Your team at a sponsoring pharmaceutical company recently published a clinical study in a reputable journal. Soon after, a healthcare professional shared a summary generated by an AI-powered medical tool that appears to overstate the study’s efficacy and underrepresent key limitations. The AI summary is gaining traction in online discussions.
While the original published abstract is accurate, you recognize that its structure may make it easier for AI tools to generate simplified, and potentially misleading, interpretations. Now, there is internal debate about whether your team has any responsibility to respond. Some colleagues argue that once the manuscript is published, interpretation by third-party tools is out of the authors’ or the company’s control. Others believe there is a professional obligation to step in when summaries derived from a company-sponsored publication could influence clinical understanding.

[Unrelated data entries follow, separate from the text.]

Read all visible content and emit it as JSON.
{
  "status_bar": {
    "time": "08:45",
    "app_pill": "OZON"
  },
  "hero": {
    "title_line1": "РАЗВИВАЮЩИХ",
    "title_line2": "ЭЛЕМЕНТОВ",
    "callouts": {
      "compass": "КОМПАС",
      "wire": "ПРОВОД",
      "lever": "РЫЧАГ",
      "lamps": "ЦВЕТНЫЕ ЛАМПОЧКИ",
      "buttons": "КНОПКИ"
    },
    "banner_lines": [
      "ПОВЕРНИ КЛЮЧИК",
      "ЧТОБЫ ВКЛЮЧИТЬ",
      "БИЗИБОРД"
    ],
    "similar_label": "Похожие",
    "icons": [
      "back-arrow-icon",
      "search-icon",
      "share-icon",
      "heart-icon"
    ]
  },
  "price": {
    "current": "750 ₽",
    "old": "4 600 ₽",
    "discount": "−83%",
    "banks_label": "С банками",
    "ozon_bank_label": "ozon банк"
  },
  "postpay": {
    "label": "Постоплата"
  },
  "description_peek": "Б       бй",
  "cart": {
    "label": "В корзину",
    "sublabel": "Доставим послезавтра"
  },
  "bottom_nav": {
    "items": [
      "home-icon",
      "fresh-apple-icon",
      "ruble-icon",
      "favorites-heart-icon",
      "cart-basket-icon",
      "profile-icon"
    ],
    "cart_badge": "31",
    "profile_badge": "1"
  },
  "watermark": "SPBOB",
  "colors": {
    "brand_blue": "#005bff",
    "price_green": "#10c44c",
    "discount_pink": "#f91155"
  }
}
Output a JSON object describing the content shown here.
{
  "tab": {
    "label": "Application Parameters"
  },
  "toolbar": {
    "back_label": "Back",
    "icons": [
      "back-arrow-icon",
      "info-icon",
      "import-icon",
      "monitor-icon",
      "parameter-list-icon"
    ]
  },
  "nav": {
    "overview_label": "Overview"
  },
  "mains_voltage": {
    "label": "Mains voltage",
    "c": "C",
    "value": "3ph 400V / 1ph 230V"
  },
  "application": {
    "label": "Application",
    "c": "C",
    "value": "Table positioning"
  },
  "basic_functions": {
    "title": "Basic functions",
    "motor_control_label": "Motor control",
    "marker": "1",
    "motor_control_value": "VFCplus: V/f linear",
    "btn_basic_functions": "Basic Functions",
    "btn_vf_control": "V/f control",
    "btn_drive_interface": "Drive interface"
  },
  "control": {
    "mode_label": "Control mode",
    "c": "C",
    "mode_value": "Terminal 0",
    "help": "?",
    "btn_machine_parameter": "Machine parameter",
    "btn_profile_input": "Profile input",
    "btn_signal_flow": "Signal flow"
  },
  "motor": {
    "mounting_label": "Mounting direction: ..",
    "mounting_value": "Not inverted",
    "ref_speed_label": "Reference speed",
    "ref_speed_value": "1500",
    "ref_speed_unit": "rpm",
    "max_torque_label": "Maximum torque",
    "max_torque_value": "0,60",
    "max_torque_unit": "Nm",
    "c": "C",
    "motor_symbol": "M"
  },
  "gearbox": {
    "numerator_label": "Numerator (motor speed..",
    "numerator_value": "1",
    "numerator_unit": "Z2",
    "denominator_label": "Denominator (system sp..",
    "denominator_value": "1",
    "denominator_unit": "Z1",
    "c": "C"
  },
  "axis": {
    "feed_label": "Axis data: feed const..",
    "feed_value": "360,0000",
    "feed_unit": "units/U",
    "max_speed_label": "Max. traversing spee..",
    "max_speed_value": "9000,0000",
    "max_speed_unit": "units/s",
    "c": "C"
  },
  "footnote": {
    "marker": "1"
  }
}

As a publications lead, you are asked how to proceed.
What Would You Do?
A. Take no direct action—trust that the full publication provides appropriate context and that third-party summaries are outside your responsibility.
B. Work closely with the lead author and the senior, corresponding author to issue a clarification (e.g., via company channels, author commentary, or correspondence) to reinforce accurate interpretation of the findings.
C. After consulting with the lead and senior authors, engage with the AI tool or platform provider to flag the issue and explore whether corrections or refinements can be made.
D. Use this as a learning opportunity to adjust future publication practices, but do not intervene retroactively for this instance.
This poll is now closed as of May 1, 2026. Results are expected to be published in June.